Post A/N: You might notice I've rearranged the Mt Silver interior to fit into the individual species niche idea. The poliwhirl probably cover the most space, being so spaced out. Quagsire are closer to the ground levels and the inner area, because they burrow under the hot springs. The larvitar and zubat shared space is closer to the entrance because of how frequently they forage for food, and close to the ground level for another reason. The sneasel, which haven't yet been mentioned, are far deeper in.

The larvitar have a little bit of steel in their claws naturally; this is to allow for the metal claw attack. Not canon; just something I added in.

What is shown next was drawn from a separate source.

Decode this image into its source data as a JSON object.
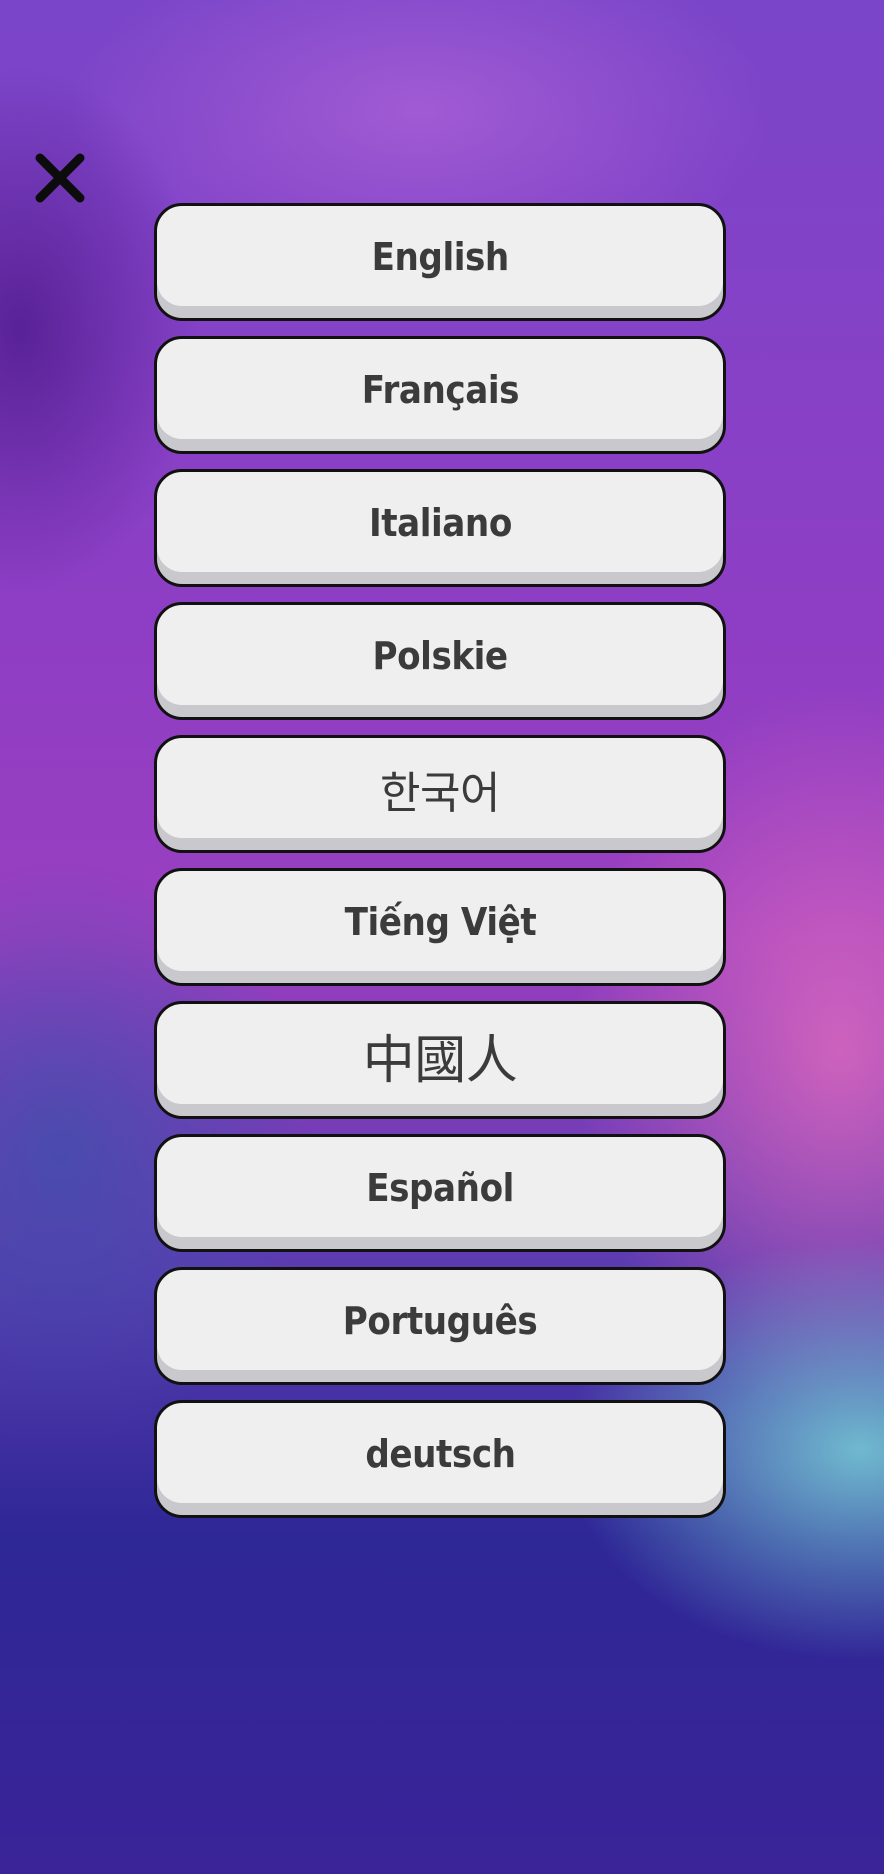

Type advantages/disadvantages have changed a little as well. The larvitar were (almost?) exclusively centred in the mountains in the game. Zubat are always in caves (though the only reason they aren't extinct from Mt Silver is because of the symbiotic relationship with larvitar, otherwise they'd freeze in winter or be pillaged by the other pokemon, and be gone). They both have weaknesses to the cold, but they also have experience living in it. Quagsire isn't usually in caves, and when they are, they're in the water. They don't have a weakness to cold, but they still stick to the hotsprings and the soft earth beneath it. The poliwhirl are a little different; they're one-pokemon army as opposed to species-dependent like the others. This is a disadvantage but also an advantage; poliwhirl's fighting abilities gives it an advantage to most pokemon in the area, and the zubat are too small to do much to a beefy poliwhirl.

Do the larvitar fight to protect both parties? Yes, they do. Why can the zubat protect them when they're no longer able to move when they're not really the fighting type? Because there isn't much to fight against; most pokemon in the immediate vicinity have rock or ground qualities and would be facing the same problems with the cold (think of it as really really really bad frostbite). So all that's really left are the golducks, who tend to fight individual poliwhirl for territory more since they're water types, but are also easily frightened by astonish because of its partial psychic abilities. So the zubat's protection is more to feel safe than to be safe. And there are so few larvitar that species pride is no longer a factor of survival.

Another tidbit: the poison in zubat fangs kills potential toxins that are sleeping in the meat, since toxins don't grow or die very well in extreme cold. They sort of stay refrigerated, like the meat itself. Larvitar stomachs are well adapted to the poison though, so they can eat it no problem.